(Photo Credit: Chloe Mintz/ Achona Online/ Spark Adobe)
Donning her signature plaits and rosy cheeks, 16-year-old climate activist Greta Thunberg adorns the cover of every mass news publication.
Having delivered her authoritative yet poignant speech at the United Nations Climate Action Summit, government officials and the public alike have been unable to get enough of Thunberg. What began as a solo school strike, Thunberg’s #Fridaysforfuture has amassed a following of almost four million citizens globally.
Of course, what is a global movement without a bit of controversy? In an article published by British tabloid The Sun, former “Top Gear” host, Jeremy Clarkson said, “Many thousands of people who you [Thunberg] had the temerity to blame this week are trying to do exactly what you want. So be a good girl, shut up and let them get on with it.”
“While I understand why some are hesitant to listen to a teeenager about issues in the world, I think Greta should be taken seriously.

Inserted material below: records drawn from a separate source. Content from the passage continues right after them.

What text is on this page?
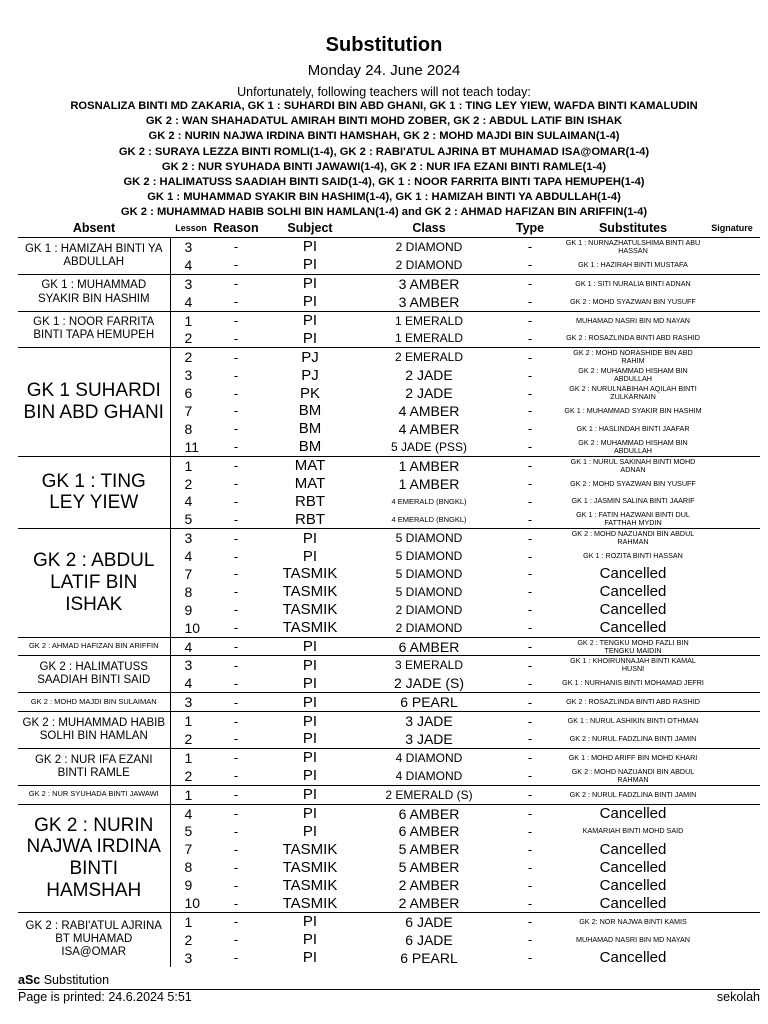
Substitution
Monday 24. June 2024
Unfortunately, following teachers will not teach today:
ROSNALIZA BINTI MD ZAKARIA, GK 1 : SUHARDI BIN ABD GHANI, GK 1 : TING LEY YIEW, WAFDA BINTI KAMALUDIN
GK 2 : WAN SHAHADATUL AMIRAH BINTI MOHD ZOBER, GK 2 : ABDUL LATIF BIN ISHAK
GK 2 : NURIN NAJWA IRDINA BINTI HAMSHAH, GK 2 : MOHD MAJDI BIN SULAIMAN(1-4)
GK 2 : SURAYA LEZZA BINTI ROMLI(1-4), GK 2 : RABI'ATUL AJRINA BT MUHAMAD ISA@OMAR(1-4)
GK 2 : NUR SYUHADA BINTI JAWAWI(1-4), GK 2 : NUR IFA EZANI BINTI RAMLE(1-4)
GK 2 : HALIMATUSS SAADIAH BINTI SAID(1-4), GK 1 : NOOR FARRITA BINTI TAPA HEMUPEH(1-4)
GK 1 : MUHAMMAD SYAKIR BIN HASHIM(1-4), GK 1 : HAMIZAH BINTI YA ABDULLAH(1-4)
GK 2 : MUHAMMAD HABIB SOLHI BIN HAMLAN(1-4) and GK 2 : AHMAD HAFIZAN BIN ARIFFIN(1-4)
Absent	Lesson	Reason	Subject	Class	Type	Substitutes	Signature
GK 1 : HAMIZAH BINTI YA ABDULLAH	3	-	PI	2 DIAMOND	-	GK 1 : NURNAZHATULSHIMA BINTI ABU HASSAN	
	4	-	PI	2 DIAMOND	-	GK 1 : HAZIRAH BINTI MUSTAFA	
GK 1 : MUHAMMAD SYAKIR BIN HASHIM	3	-	PI	3 AMBER	-	GK 1 : SITI NURALIA BINTI ADNAN	
	4	-	PI	3 AMBER	-	GK 2 : MOHD SYAZWAN BIN YUSUFF	
GK 1 : NOOR FARRITA BINTI TAPA HEMUPEH	1	-	PI	1 EMERALD	-	MUHAMAD NASRI BIN MD NAYAN	
	2	-	PI	1 EMERALD	-	GK 2 : ROSAZLINDA BINTI ABD RASHID	
GK 1 SUHARDI BIN ABD GHANI	2	-	PJ	2 EMERALD	-	GK 2 : MOHD NORASHIDE BIN ABD RAHIM	
	3	-	PJ	2 JADE	-	GK 2 : MUHAMMAD HISHAM BIN ABDULLAH	
	6	-	PK	2 JADE	-	GK 2 : NURULNABIHAH AQILAH BINTI ZULKARNAIN	
	7	-	BM	4 AMBER	-	GK 1 : MUHAMMAD SYAKIR BIN HASHIM	
	8	-	BM	4 AMBER	-	GK 1 : HASLINDAH BINTI JAAFAR	
	11	-	BM	5 JADE (PSS)	-	GK 2 : MUHAMMAD HISHAM BIN ABDULLAH	
GK 1 : TING LEY YIEW	1	-	MAT	1 AMBER	-	GK 1 : NURUL SAKINAH BINTI MOHD ADNAN	
	2	-	MAT	1 AMBER	-	GK 2 : MOHD SYAZWAN BIN YUSUFF	
	4	-	RBT	4 EMERALD (BNGKL)	-	GK 1 : JASMIN SALINA BINTI JAARIF	
	5	-	RBT	4 EMERALD (BNGKL)	-	GK 1 : FATIN HAZWANI BINTI DUL FATTHAH MYDIN	
GK 2 : ABDUL LATIF BIN ISHAK	3	-	PI	5 DIAMOND	-	GK 2 : MOHD NAZUANDI BIN ABDUL RAHMAN	
	4	-	PI	5 DIAMOND	-	GK 1 : ROZITA BINTI HASSAN	
	7	-	TASMIK	5 DIAMOND	-	Cancelled	
	8	-	TASMIK	5 DIAMOND	-	Cancelled	
	9	-	TASMIK	2 DIAMOND	-	Cancelled	
	10	-	TASMIK	2 DIAMOND	-	Cancelled	
GK 2 : AHMAD HAFIZAN BIN ARIFFIN	4	-	PI	6 AMBER	-	GK 2 : TENGKU MOHD FAZLI BIN TENGKU MAIDIN	
GK 2 : HALIMATUSS SAADIAH BINTI SAID	3	-	PI	3 EMERALD	-	GK 1 : KHOIRUNNAJAH BINTI KAMAL HUSNI	
	4	-	PI	2 JADE (S)	-	GK 1 : NURHANIS BINTI MOHAMAD JEFRI	
GK 2 : MOHD MAJDI BIN SULAIMAN	3	-	PI	6 PEARL	-	GK 2 : ROSAZLINDA BINTI ABD RASHID	
GK 2 : MUHAMMAD HABIB SOLHI BIN HAMLAN	1	-	PI	3 JADE	-	GK 1 : NURUL ASHIKIN BINTI OTHMAN	
	2	-	PI	3 JADE	-	GK 2 : NURUL FADZLINA BINTI JAMIN	
GK 2 : NUR IFA EZANI BINTI RAMLE	1	-	PI	4 DIAMOND	-	GK 1 : MOHD ARIFF BIN MOHD KHARI	
	2	-	PI	4 DIAMOND	-	GK 2 : MOHD NAZUANDI BIN ABDUL RAHMAN	
GK 2 : NUR SYUHADA BINTI JAWAWI	1	-	PI	2 EMERALD (S)	-	GK 2 : NURUL FADZLINA BINTI JAMIN	
GK 2 : NURIN NAJWA IRDINA BINTI HAMSHAH	4	-	PI	6 AMBER	-	Cancelled	
	5	-	PI	6 AMBER	-	KAMARIAH BINTI MOHD SAID	
	7	-	TASMIK	5 AMBER	-	Cancelled	
	8	-	TASMIK	5 AMBER	-	Cancelled	
	9	-	TASMIK	2 AMBER	-	Cancelled	
	10	-	TASMIK	2 AMBER	-	Cancelled	
GK 2 : RABI'ATUL AJRINA BT MUHAMAD ISA@OMAR	1	-	PI	6 JADE	-	GK 2: NOR NAJWA BINTI KAMIS	
	2	-	PI	6 JADE	-	MUHAMAD NASRI BIN MD NAYAN	
	3	-	PI	6 PEARL	-	Cancelled	
aSc Substitution
Page is printed: 24.6.2024 5:51	sekolah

I don’t think the criticism she got was deserved, she was simply sharing her ideology and opinions on an important topic,” said Christiana Carotenuto (‘22).
Clarkson is not the only adult to express resentment towards the teenage activist. Both Michael Knowles of the “Daily Wire” and President Donald Trump have released disparaging comments mocking Thunberg’s stern demeanor and self-diagnosed Aspergers characterizing Thunberg as an inexperienced and juvenile adolescent. Such criticism has begged the question: are adults unwilling to believe children merely because of their age as opposed to their claims?
“Young people are compassionate and want to make a difference. This is threatening to some people, including adults. People (again, often adults) are also resistant to ideas that require change and possible sacrifice. I believe people who are in the public eye are open themselves to criticism–and their views should be investigated and challenged if not supported by credible sources–but it depends on what or who is being criticized. Are you challenging the person’s ideas, or are you attacking the person (as in an ad hominem argument)?” said English teacher Alison Jussaume.
In an effort to make light of the situation, Thunberg has flippantly alluded to the backlash either through direct commentary or her social media accounts. On Thursday, her Twitter bio read, “A kind but poorly informed teenager.”
Despite the ever-present media, Thunberg has no intention of ceasing her campaign— proving to be a role model for not only children on the spectrum but adolescents across the globe.
Over 4 million on #ClimateStrike today. In 163 countries. And counting…
If you belong to the small number of people who feel threatened by us, then we we have some very bad news for you:
This is just the beginning. Change is coming – like it or not. #FridaysForFuture pic.twitter.com/MHGRNx1tnH
— Greta Thunberg (@GretaThunberg) September 21, 2019
“Thunberg has inspired me because she’s really young, and I’m really young, so it’s kind of inspired me and showed me that young people can make a difference as well and that’s really cool,” said Amelia Vitello (’23).
While one’s ability to be self-expressive has been limited at one time or another, the Academy community has ensured each students’ opinions are both shared and respected.
“One of the reasons that I enjoy working with young adults is that they are open to new ideas. They also tend to have a laser-focus on issues concerning justice, which is not always the same for adults,” says Jussaume.